Having personally witnessed the death and destruction foxes can cause, I have never quite understood why anyone would spend time and money repairing injured foxes with the intention of sending them back out into the wild again, instead of just taking the opportunity to humanely end their life.

I have simply lost count of the number of hens and young lambs we, or other farmers we know, have lost to these cunning animals.

If they were killing to feed themselves, as happens with many animals in nature, then there might be some understanding of their behaviour.

But there are so many examples of their killing sprees being carried out for sport.

We once were left with a barn full of dead point of lay hens.

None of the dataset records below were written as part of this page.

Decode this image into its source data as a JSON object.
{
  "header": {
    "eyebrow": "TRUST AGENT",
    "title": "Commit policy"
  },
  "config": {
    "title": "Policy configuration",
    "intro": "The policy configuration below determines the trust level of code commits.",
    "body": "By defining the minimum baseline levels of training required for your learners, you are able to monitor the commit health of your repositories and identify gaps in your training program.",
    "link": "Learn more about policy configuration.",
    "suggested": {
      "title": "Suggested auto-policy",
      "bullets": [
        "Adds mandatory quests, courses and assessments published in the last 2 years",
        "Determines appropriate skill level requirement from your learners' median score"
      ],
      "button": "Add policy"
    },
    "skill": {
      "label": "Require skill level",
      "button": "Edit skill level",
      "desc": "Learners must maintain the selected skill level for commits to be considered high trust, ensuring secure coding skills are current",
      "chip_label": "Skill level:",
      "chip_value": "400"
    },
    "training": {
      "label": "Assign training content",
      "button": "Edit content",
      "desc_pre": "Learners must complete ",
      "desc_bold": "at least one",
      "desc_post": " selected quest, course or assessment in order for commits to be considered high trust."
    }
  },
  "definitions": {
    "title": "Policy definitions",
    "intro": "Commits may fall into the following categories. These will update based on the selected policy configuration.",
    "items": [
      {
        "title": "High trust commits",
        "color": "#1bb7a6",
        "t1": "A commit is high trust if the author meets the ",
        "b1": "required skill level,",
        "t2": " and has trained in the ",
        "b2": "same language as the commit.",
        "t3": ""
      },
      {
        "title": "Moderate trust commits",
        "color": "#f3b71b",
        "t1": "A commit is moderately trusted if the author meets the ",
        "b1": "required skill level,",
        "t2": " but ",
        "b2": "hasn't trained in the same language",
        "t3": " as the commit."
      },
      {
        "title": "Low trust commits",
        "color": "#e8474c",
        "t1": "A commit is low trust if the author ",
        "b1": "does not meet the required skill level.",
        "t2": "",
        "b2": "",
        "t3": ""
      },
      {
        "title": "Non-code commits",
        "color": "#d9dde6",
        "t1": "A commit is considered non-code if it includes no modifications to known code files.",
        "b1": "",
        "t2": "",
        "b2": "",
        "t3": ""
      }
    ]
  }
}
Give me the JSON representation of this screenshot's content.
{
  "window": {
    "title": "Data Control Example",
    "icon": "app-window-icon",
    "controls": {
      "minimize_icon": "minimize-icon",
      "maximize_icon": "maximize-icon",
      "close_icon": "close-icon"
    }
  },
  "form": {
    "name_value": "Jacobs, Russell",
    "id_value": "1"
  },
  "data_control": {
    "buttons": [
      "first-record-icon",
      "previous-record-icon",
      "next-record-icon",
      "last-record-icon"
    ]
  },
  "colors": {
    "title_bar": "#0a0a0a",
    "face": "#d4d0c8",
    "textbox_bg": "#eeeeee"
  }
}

Not one had been eaten or taken away.

And one of our pet cats was also killed by a fox.

So when the hunting ban came in several years ago it seemed to me to be the ultimate irony, creating a situation where the killing sport that foxes enjoy is protected, while a sporting tradition which has been a part of the British landscape for generations is no longer permissible.

And it’s not only in the countryside that foxes can be problematic.

Increasingly they are popping up in urban gardens and sometimes even inside houses - and there have been reports of them attacking babies and small children.

Despite this, some townsfolk encourage the creatures by leaving out food and actively inviting them into their homes.

But although foxes may look like dogs, they are wild animals, and it is wise to remember that.